Les critiques à l'encontre de l'institution se sont intensifiées, notamment après la censure d'une partie des lois Duplomb et sur le narcotrafic, qui avait provoqué une forte réaction de la droite et de l'extrême droite. Ferrand a rappelé que ces lois, contestées pour leur efficacité, n’étaient pas responsables des échecs dans certaines politiques publiques. "Invoquer des lacunes dans la loi ou des erreurs du Conseil constitutionnel est une approche simpliste, voire erronée," a-t-il ajouté.
Il a également évoqué les répercussions de cette censure, illustrées récemment par l’attaque de trois femmes dans le métro de Paris, lors de laquelle le suspect était désigné comme ayant des antécédents judiciaires. Les critiques ont alors pointé le Conseil comme "coupable" de cette situation, ce que Ferrand a fermement déconseillé de relier pour des raisons politiques.

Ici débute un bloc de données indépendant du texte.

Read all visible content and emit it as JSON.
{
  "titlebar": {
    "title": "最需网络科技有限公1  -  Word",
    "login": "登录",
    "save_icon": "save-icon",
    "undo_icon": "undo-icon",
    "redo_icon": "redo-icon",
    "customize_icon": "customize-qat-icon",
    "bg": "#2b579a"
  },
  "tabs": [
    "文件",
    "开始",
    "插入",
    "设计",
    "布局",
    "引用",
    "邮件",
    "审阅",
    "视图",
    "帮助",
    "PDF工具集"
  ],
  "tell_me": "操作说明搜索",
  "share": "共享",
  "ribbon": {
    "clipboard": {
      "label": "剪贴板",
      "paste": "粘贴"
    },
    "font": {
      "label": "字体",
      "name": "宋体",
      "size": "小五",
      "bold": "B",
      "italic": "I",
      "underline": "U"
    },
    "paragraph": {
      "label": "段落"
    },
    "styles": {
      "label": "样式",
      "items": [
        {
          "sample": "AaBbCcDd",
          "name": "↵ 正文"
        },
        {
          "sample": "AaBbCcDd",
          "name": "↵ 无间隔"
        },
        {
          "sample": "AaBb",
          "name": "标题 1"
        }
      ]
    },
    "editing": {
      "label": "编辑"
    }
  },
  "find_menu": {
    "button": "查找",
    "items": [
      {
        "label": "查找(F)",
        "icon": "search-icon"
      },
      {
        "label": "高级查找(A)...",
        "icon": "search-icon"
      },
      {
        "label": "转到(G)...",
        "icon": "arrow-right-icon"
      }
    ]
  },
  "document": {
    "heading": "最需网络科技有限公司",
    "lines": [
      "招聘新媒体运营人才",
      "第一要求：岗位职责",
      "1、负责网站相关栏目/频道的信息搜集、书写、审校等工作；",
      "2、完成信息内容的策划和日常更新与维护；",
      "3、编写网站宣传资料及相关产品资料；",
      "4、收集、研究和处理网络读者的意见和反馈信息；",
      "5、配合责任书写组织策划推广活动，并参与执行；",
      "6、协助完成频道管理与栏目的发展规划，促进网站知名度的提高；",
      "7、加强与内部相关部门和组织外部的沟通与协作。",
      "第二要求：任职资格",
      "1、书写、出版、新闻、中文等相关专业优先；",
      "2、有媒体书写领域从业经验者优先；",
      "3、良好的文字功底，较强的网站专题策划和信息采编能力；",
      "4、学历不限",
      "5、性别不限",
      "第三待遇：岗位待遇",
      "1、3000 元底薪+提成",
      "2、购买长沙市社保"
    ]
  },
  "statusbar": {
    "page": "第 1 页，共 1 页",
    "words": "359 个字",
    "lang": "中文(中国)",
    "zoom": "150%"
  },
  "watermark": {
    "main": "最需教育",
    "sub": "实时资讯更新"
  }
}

"La volonté générale doit toujours s’exprimer dans le respect de la Constitution," a-t-il précisé, soulignant que les pouvoirs publics doivent agir efficacement plutôt que réagir sous le coup de la panique. Richard Ferrand a qualifié le concept de "gouvernement des juges" de "fantasme récurrent" et a mis en garde contre le risque de rendre la critique des décisions judiciaires une norme.

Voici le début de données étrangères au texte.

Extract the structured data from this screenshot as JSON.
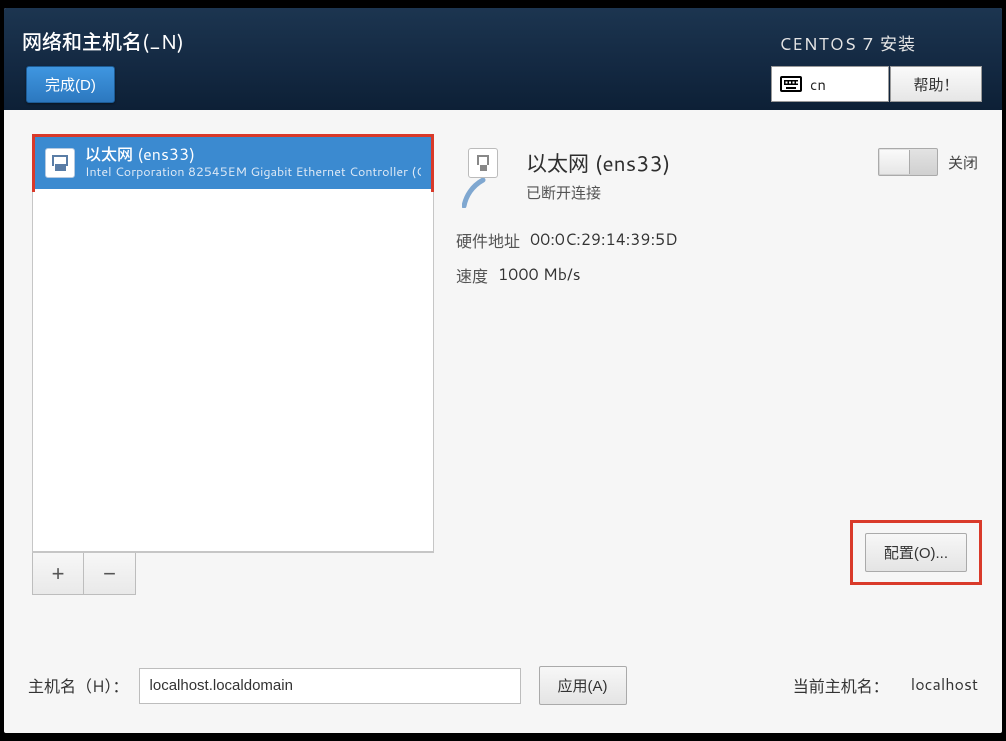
{
  "header": {
    "page_title": "网络和主机名(_N)",
    "done_label": "完成(D)",
    "banner": "CENTOS 7 安装",
    "keyboard_layout": "cn",
    "help_label": "帮助！"
  },
  "device_list": {
    "items": [
      {
        "name": "以太网 (ens33)",
        "description": "Intel Corporation 82545EM Gigabit Ethernet Controller (C"
      }
    ],
    "add_label": "+",
    "remove_label": "−"
  },
  "detail": {
    "title": "以太网 (ens33)",
    "status": "已断开连接",
    "toggle_state_label": "关闭",
    "hw_addr_key": "硬件地址",
    "hw_addr_val": "00:0C:29:14:39:5D",
    "speed_key": "速度",
    "speed_val": "1000 Mb/s",
    "configure_label": "配置(O)..."
  },
  "hostname": {
    "label": "主机名（H）：",
    "value": "localhost.localdomain",
    "apply_label": "应用(A)",
    "current_label": "当前主机名：",
    "current_value": "localhost"
  }
}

En conclusion, il a invité à une réflexion plus approfondie sur l'État de droit, rappelant que la liberté d'expression, bien qu’essentielle, doit se pratiquer avec discernement. À l'échelle nationale, de nombreux experts, comme le constitutionnaliste Didier Maus, soutiennent que le respect des institutions est crucial pour garantir la démocratie, soulignant que le dénigrement continu du Conseil constitutionnel pourrait avoir des conséquences néfastes pour le système judiciaire.